Caos a Borgata Aurelia: detenuto incendia la cella e aggredisce gli agenti

CIVITAVECCHIA – Momenti di caos e tensione ieri pomeriggio presso il carcere di Borgata Aurelia. Intorno alle 15:30, infatti, un detenuto italiano affetto da patologie psichiatriche, accertate da tempo e già sottoposto ad osservazione psichiatria, per la seconda volta ha incendiato la sua cella posta presso la sezione infermeria.
La coltre di fumo ha interessato tutta la sezione detentiva e il Personale di Polizia Penitenziaria è dovuto intervenire con bombole di ossigeno e maschere antigas per sgombrare tutta la sezione detentiva e mettere in salvo gli altri detenuti, compreso il piromane, che al momento dell’incendio era chiuso in cella lamentando difficoltà respiratorie.

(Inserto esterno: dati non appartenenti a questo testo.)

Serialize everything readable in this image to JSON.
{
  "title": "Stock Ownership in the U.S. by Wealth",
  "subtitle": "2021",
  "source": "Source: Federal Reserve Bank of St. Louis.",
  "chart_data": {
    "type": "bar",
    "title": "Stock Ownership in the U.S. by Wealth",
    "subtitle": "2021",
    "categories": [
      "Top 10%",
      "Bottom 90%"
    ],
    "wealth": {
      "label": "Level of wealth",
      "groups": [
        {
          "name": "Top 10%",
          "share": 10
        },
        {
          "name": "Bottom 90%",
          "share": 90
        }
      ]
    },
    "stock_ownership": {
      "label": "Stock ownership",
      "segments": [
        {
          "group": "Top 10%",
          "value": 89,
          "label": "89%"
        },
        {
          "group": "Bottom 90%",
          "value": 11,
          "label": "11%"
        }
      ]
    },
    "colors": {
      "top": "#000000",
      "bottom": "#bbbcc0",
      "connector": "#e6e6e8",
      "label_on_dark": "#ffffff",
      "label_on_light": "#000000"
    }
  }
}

Domato l’incendio e ripristinata la sicurezza, il piromane è stato condotto in cella di sicurezza dove iniziava a dare in escandescenza o per poi aggredire con calci e pugni i poliziotti che lo stavano soccorrendo. Due unità della penitenziaria sono state trasportate presso l’ospedale di Civitavecchia per intossicazione e per le ferite cagionate dal piromane a seguito dell’aggressione. Anche il detenuto piromane è stato trasportato in ospedale per le ustione riportate a seguito del suo incendio.
A denunciare il fatto la Cisl Fns, il cui Segretario responsabile del carcere di Civitavecchia, Francesco Ciocci, commenta così l’accaduto. “Ancora una volta si rimarca l’inefficienza dell’Amministrazione penitenziaria nonchè dello Stato che ha causa della chiusura degli OPG sta permettendo che i Carceri Ordinari diventino giorno dopo giorno veri e propri manicomi e la Polizia penitenziaria rischia la propria vita per contrastare un fenomeno senza Uomini, mezzi e attrezzature come quelle che erano previste per gli OPG ovvero letti di contenimento, camice dei forza ed altro”.